In the 1970s the Centers for Disease Control and Prevention tried to answer these questions but had little rigorous science to guide it. Though we know a great deal more today, they still have not been fully answered. This is no mere curiosity — knowing what makes us healthy will help us direct investments into the right programs.

Over the years, many frameworks have been developed to illuminate what affects health. The relationships are so complex that no single framework captures everything. To get us started on this research project — and our broader conversation about what drives health — we created a model that allows us to explore some of the dimensions of these drivers, and their relationships to each other.

The Framework

We developed our framework by reviewing research on factors that influence health and surveying similar projects and tools from prominent organizations . It is not meant to be complete, but a starting point that allows us to think about what drives health and how.

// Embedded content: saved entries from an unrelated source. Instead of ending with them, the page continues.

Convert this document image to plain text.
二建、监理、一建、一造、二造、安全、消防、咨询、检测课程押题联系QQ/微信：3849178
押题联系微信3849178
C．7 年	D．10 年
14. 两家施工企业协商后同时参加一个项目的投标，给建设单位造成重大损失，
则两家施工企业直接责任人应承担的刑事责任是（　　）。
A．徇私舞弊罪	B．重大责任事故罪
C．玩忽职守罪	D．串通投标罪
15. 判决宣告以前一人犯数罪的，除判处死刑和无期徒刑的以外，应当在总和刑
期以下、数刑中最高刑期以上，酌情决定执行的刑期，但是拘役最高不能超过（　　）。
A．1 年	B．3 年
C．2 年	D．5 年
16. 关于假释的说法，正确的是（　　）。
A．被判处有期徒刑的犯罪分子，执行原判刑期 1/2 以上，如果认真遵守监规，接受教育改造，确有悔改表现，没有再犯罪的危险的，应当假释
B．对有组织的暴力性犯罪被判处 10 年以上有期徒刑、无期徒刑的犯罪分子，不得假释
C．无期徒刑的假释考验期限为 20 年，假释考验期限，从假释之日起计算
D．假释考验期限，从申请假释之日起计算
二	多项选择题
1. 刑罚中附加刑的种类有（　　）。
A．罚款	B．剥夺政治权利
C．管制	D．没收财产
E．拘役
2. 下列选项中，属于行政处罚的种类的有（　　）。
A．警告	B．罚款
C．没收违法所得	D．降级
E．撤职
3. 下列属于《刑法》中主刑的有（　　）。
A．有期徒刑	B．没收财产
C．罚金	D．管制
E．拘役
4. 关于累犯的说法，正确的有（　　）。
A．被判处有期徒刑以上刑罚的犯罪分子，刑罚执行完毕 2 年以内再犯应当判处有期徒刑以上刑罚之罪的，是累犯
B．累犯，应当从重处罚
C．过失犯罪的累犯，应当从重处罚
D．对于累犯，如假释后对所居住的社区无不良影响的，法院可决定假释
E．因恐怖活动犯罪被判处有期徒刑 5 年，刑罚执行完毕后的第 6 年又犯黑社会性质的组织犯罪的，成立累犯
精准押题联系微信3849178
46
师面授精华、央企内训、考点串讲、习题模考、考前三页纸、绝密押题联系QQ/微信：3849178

Indirect vs. Direct Factors
Many things affect health, some directly and others indirectly. Government/policy, income/wealth, education, and racial identity don’t necessarily affect health in an immediate way. They are indirect factors that tend to affect health through complex pathways. Those pathways usually involve other factors that more immediately affect health. These are the direct factors such as occupation, health care access, and health behaviors.

Why these Outcomes?
There are many possible health outcomes. The framework includes four examples—age-adjusted mortality, life expectancy, quality of life/well-being, and functional status. These outcomes are commonly studied, prevalent in the literature, and reflect the kinds of things people care most about.